Oh I've always meant to make mince pies but have just never got round to it. I really should try your recipe - it sounds amazing!!! Thanks for linking up to our Fabulous Foodie Fridays party xx

Jean | DelightfulRepast.com said...

Lucy, thank you! I hope you will try them soon; I'll be posting the pastry and directions on Thursday morning.

Maureen | Orgasmic Chef said...

I know this will sound weird but I never tasted a mincemeat pie until last year. I kept saying, "Why didn't someone tell me they were this good???"

Then I began making my own. I must try your recipe next.

Jean | DelightfulRepast.com said...

Maureen, better late than never, I suppose! I just made another batch of pies today. They are sooo good, especially while they're warm.

Miz Helen said...

Your Mince Pie are going to be heavenly! Thanks so much for sharing your post with us at Full Plate Thursday and have a great day.
Come Back Soon!
Miz Helen

Jean | DelightfulRepast.com said...

Miz Helen, I will, thank you!

Tony Grant said...

Your mince pies look wonderful and I am sure your ,"mince pies," look wonderful too Jean. A little Cockney Rhyming Slang joke there amongst us Brits. The way you display your pies might refer to the Cockney slang. Was that intentional?Ha! Ha!
Yes, us lot over here can't have Christmas without mince pies.

Jean | DelightfulRepast.com said...

Tony, how funny! And, you know what, it *might* have been intentional in a subconscious way -- I *had* just decided to start re-watching the old Good Neighbors/Good Life series and was thinking about the fake Cockney character! Will you be baking the mince pies for you lot?

Lea Ann (Cooking On The Ranch) said...

My mom used to make mince meat pies all the time and I've been wanting to make one. It's been years since I've had one. I love that pie pan, makes such beautiful little treats. Thanks so much for sharing this. Pinning for when I can find time to order that pan and make these pies. Merry Christmas

Jean | DelightfulRepast.com said...

Thank you, Lea Ann! I do hope you will make them soon and let me know how they turned out for you. Wishing you a wonderful 2016!

Big Rigs 'n Lil' Cookies said...

I've seen so many photo's lately for Mincemeat Pies, and they always look so perfect!

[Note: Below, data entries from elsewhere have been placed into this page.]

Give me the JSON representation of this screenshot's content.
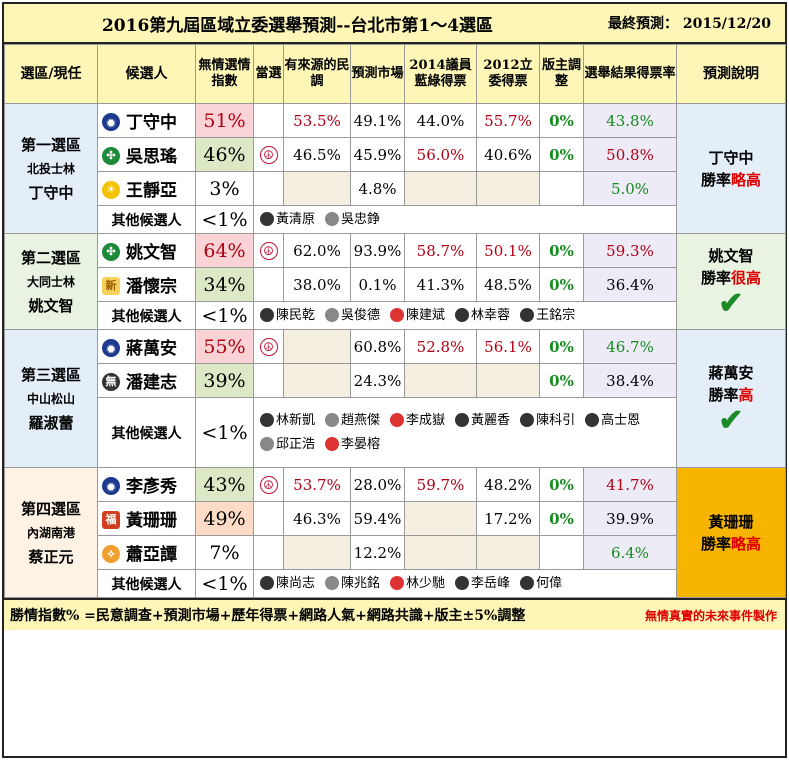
{
  "title": "2016第九屆區域立委選舉預測--台北市第1～4選區",
  "final_label": "最終預測：",
  "final_date": "2015/12/20",
  "headers": [
    "選區/現任",
    "候選人",
    "無情選情指數",
    "當選",
    "有來源的民調",
    "預測市場",
    "2014議員藍綠得票",
    "2012立委得票",
    "版主調整",
    "選舉結果得票率",
    "預測說明"
  ],
  "others_label": "其他候選人",
  "others_index": "<1%",
  "districts": [
    {
      "name": "第一選區",
      "area": "北投士林",
      "incumbent": "丁守中",
      "explain": {
        "who": "丁守中",
        "pre": "勝率",
        "tag": "略高"
      },
      "candidates": [
        {
          "name": "丁守中",
          "party": "kmt",
          "index": "51%",
          "win": "",
          "poll": "53.5%",
          "market": "49.1%",
          "council": "44.0%",
          "y2012": "55.7%",
          "adjust": "0%",
          "result": "43.8%"
        },
        {
          "name": "吳思瑤",
          "party": "dpp",
          "index": "46%",
          "win": "☮",
          "poll": "46.5%",
          "market": "45.9%",
          "council": "56.0%",
          "y2012": "40.6%",
          "adjust": "0%",
          "result": "50.8%"
        },
        {
          "name": "王靜亞",
          "party": "psp",
          "index": "3%",
          "win": "",
          "poll": "",
          "market": "4.8%",
          "council": "",
          "y2012": "",
          "adjust": "",
          "result": "5.0%"
        }
      ],
      "others": [
        "黃清原",
        "吳忠錚"
      ]
    },
    {
      "name": "第二選區",
      "area": "大同士林",
      "incumbent": "姚文智",
      "explain": {
        "who": "姚文智",
        "pre": "勝率",
        "tag": "很高"
      },
      "candidates": [
        {
          "name": "姚文智",
          "party": "dpp",
          "index": "64%",
          "win": "☮",
          "poll": "62.0%",
          "market": "93.9%",
          "council": "58.7%",
          "y2012": "50.1%",
          "adjust": "0%",
          "result": "59.3%"
        },
        {
          "name": "潘懷宗",
          "party": "np",
          "index": "34%",
          "win": "",
          "poll": "38.0%",
          "market": "0.1%",
          "council": "41.3%",
          "y2012": "48.5%",
          "adjust": "0%",
          "result": "36.4%"
        }
      ],
      "others": [
        "陳民乾",
        "吳俊德",
        "陳建斌",
        "林幸蓉",
        "王銘宗"
      ]
    },
    {
      "name": "第三選區",
      "area": "中山松山",
      "incumbent": "羅淑蕾",
      "explain": {
        "who": "蔣萬安",
        "pre": "勝率",
        "tag": "高"
      },
      "candidates": [
        {
          "name": "蔣萬安",
          "party": "kmt",
          "index": "55%",
          "win": "☮",
          "poll": "",
          "market": "60.8%",
          "council": "52.8%",
          "y2012": "56.1%",
          "adjust": "0%",
          "result": "46.7%"
        },
        {
          "name": "潘建志",
          "party": "blk",
          "index": "39%",
          "win": "",
          "poll": "",
          "market": "24.3%",
          "council": "",
          "y2012": "",
          "adjust": "0%",
          "result": "38.4%"
        }
      ],
      "others": [
        "林新凱",
        "趙燕傑",
        "李成嶽",
        "黃麗香",
        "陳科引",
        "高士恩",
        "邱正浩",
        "李晏榕"
      ]
    },
    {
      "name": "第四選區",
      "area": "內湖南港",
      "incumbent": "蔡正元",
      "explain": {
        "who": "黃珊珊",
        "pre": "勝率",
        "tag": "略高"
      },
      "candidates": [
        {
          "name": "李彥秀",
          "party": "kmt",
          "index": "43%",
          "win": "☮",
          "poll": "53.7%",
          "market": "28.0%",
          "council": "59.7%",
          "y2012": "48.2%",
          "adjust": "0%",
          "result": "41.7%"
        },
        {
          "name": "黃珊珊",
          "party": "ty",
          "index": "49%",
          "win": "",
          "poll": "46.3%",
          "market": "59.4%",
          "council": "",
          "y2012": "17.2%",
          "adjust": "0%",
          "result": "39.9%"
        },
        {
          "name": "蕭亞譚",
          "party": "mkt",
          "index": "7%",
          "win": "",
          "poll": "",
          "market": "12.2%",
          "council": "",
          "y2012": "",
          "adjust": "",
          "result": "6.4%"
        }
      ],
      "others": [
        "陳尚志",
        "陳兆銘",
        "林少馳",
        "李岳峰",
        "何偉"
      ]
    }
  ],
  "footer": "勝情指數% =民意調查+預測市場+歷年得票+網路人氣+網路共識+版主±5%調整",
  "footer_credit": "無情真實的未來事件製作"
}
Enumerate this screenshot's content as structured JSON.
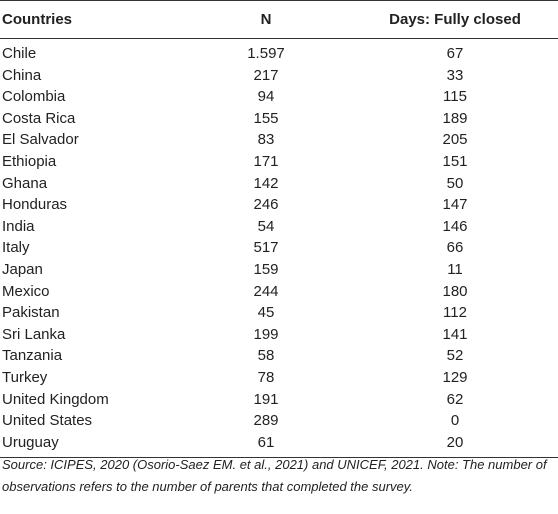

Honestly, I have never known what makes "Mincemeat", so I really enjoyed this post/recipe and getting to learn what exactly it is. It really sounds delicious, and I can see why it is so popular!

Jean | DelightfulRepast.com said...

Thank you, Lil' Cookies! You're not alone -- the name "mincemeat" makes a lot of people wonder what sort of strange concoction it is!